Even though more than a million women across the U.S. undergo menopause each year, most doctors weren’t trained on how to address questions related to this natural transition in life or treat complications arising from it.
In an effort to give its patients access to providers who can help them navigate the menopause journey, Memorial Hermann Health System in Houston struck a new partnership with Midi Health on Wednesday. Palo Alto-based Midi, which was founded in 2021, is a virtual care clinic focused exclusively on women who are navigating their midlife hormonal transition. Under the partnership, Memorial Hermann patients can access Midi’s services directly through the company’s platform or by getting a referral from a Memorial Hermann-affiliated physician.
Midi’s services are covered by insurance under most major PPO plans in Texas. After setting up their account and entering their insurance information, the patient tells Midi about their symptoms and schedules a time to have a telehealth visit with a clinician.

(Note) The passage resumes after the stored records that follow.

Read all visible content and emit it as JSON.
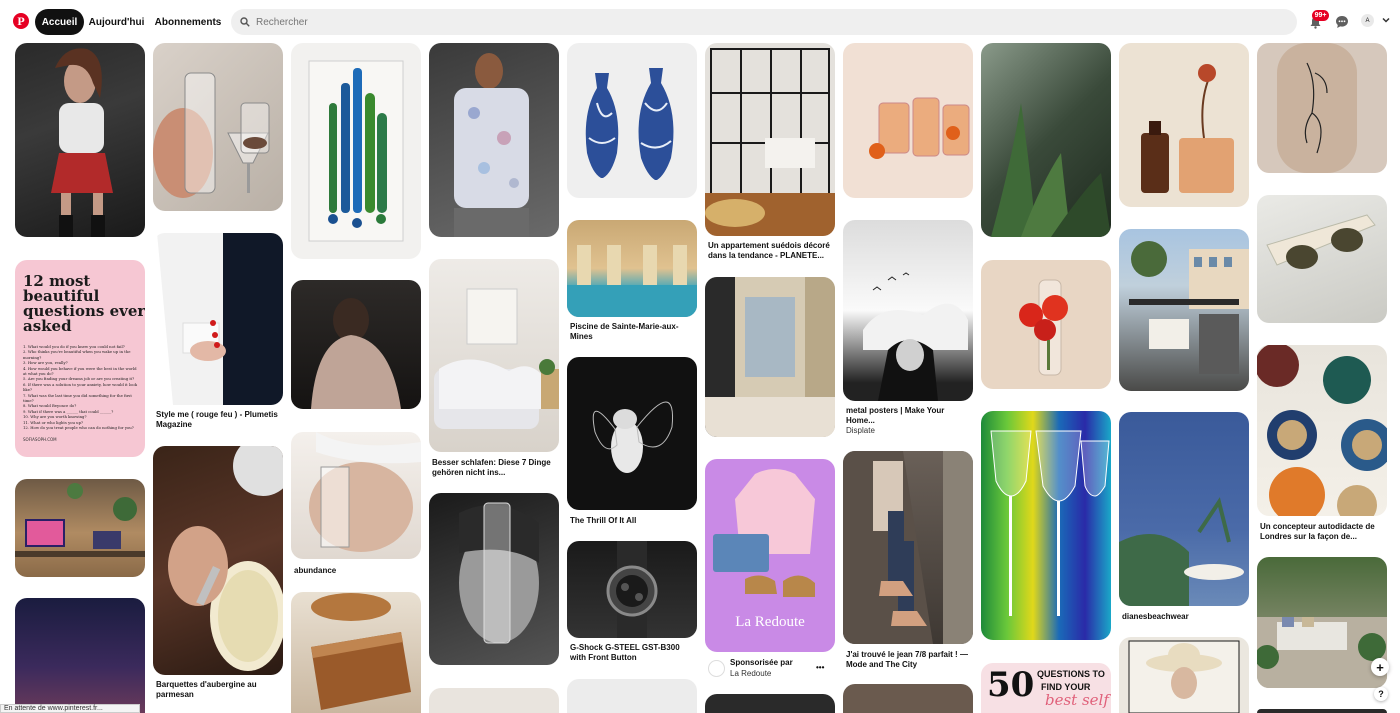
{
  "header": {
    "logo": "P",
    "nav": {
      "home": "Accueil",
      "today": "Aujourd'hui",
      "following": "Abonnements"
    },
    "search": {
      "placeholder": "Rechercher",
      "value": ""
    },
    "notifications_badge": "99+",
    "avatar_initial": "A"
  },
  "pins": {
    "style_me": "Style me ( rouge feu ) - Plumetis Magazine",
    "barquettes": "Barquettes d'aubergine au parmesan",
    "abundance": "abundance",
    "besser": "Besser schlafen: Diese 7 Dinge gehören nicht ins...",
    "piscine": "Piscine de Sainte-Marie-aux-Mines",
    "thrill": "The Thrill Of It All",
    "gshock": "G-Shock G-STEEL GST-B300 with Front Button",
    "appartement": "Un appartement suédois décoré dans la tendance - PLANETE...",
    "sponsor_label": "Sponsorisée par",
    "sponsor_name": "La Redoute",
    "redoute_logo": "La Redoute",
    "metal_posters": "metal posters | Make Your Home...",
    "displate": "Displate",
    "jean": "J'ai trouvé le jean 7/8 parfait ! — Mode and The City",
    "dianes": "dianesbeachwear",
    "concepteur": "Un concepteur autodidacte de Londres sur la façon de..."
  },
  "questions_pin": {
    "title": "12 most beautiful questions ever asked",
    "lines": [
      "1. What would you do if you knew you could not fail?",
      "2. Who thinks you're beautiful when you wake up in the morning?",
      "3. How are you, really?",
      "4. How would you behave if you were the best in the world at what you do?",
      "5. Are you finding your dreams job or are you creating it?",
      "6. If there was a solution to your anxiety, how would it look like?",
      "7. What was the last time you did something for the first time?",
      "8. What would Beyonce do?",
      "9. What if there was a ______ that could ______?",
      "10. Why are you worth knowing?",
      "11. What or who lights you up?",
      "12. How do you treat people who can do nothing for you?"
    ],
    "footer": "SOFIASOPH.COM"
  },
  "fifty_pin": {
    "number": "50",
    "line1": "QUESTIONS TO",
    "line2": "FIND YOUR",
    "script": "best self"
  },
  "more_button": "•••",
  "fab": "+",
  "help": "?",
  "status_bar": "En attente de www.pinterest.fr..."
}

During the visit, the patient has a chance to discuss their symptoms and health history in depth with a nurse practitioner or doctor trained in menopause care.
“This is basically a 30-minute deep-dive focusing on the symptoms that bother them most,” said Midi CEO Joanna Strober.
If bloodwork or imaging can help Midi personalize the patient’s treatment, the platform sends them to a local facility that accepts their insurance, she noted.
Midi periodically sends check-in messages to patients to gauge how they are managing their symptoms, and patients can schedule follow-up appointments at any time. On average, Midi sees a patient two to three times during their first three months on the platform. Strober said. After that, the frequency of visits is patient-specific.
“Every Midi patient receives a personalized care plan, based on their symptoms, health history (including any history of breast and other female cancers) and risk factors. Care plans are holistic and may include hormonal and non-hormonal prescription medications, behavior change coaching, evidence-based supplements and integrative therapy recommendations,” Strober declared.
Midi also partners with the patient’s other doctors, and refers them for in-person treatment when needed, she added.
When selecting a partner for this initiative, Memorial Hermann looked at “a few other virtual women’s health options” but chose Midi “due to the reputation of its clinical leaders, use of evidence-based medicine and customer experience,” said Dr. Victoria Regan, vice president of the health system’s women and children’s service line.
According to Dr. Regan, Memorial Hermann has two main goals for its partnership with Midi. The first is to improve women’s health in the community — having a virtual menopause care option allows the health system to offer another point of access for its patients and help them manage their health at home. Memorial Hermann is also seeking to gather data to inform decisions about which services it should offer to meet women’s healthcare needs, she added.
To measure the success of these goals, the health system is tracking the total number of Midi visits, the number of referrals from Memorial Hermann providers to Midi, and the number and type of referrals from Midi to Memorial Hermann, as well as collecting qualitative patient experience data, Dr. Regan explained.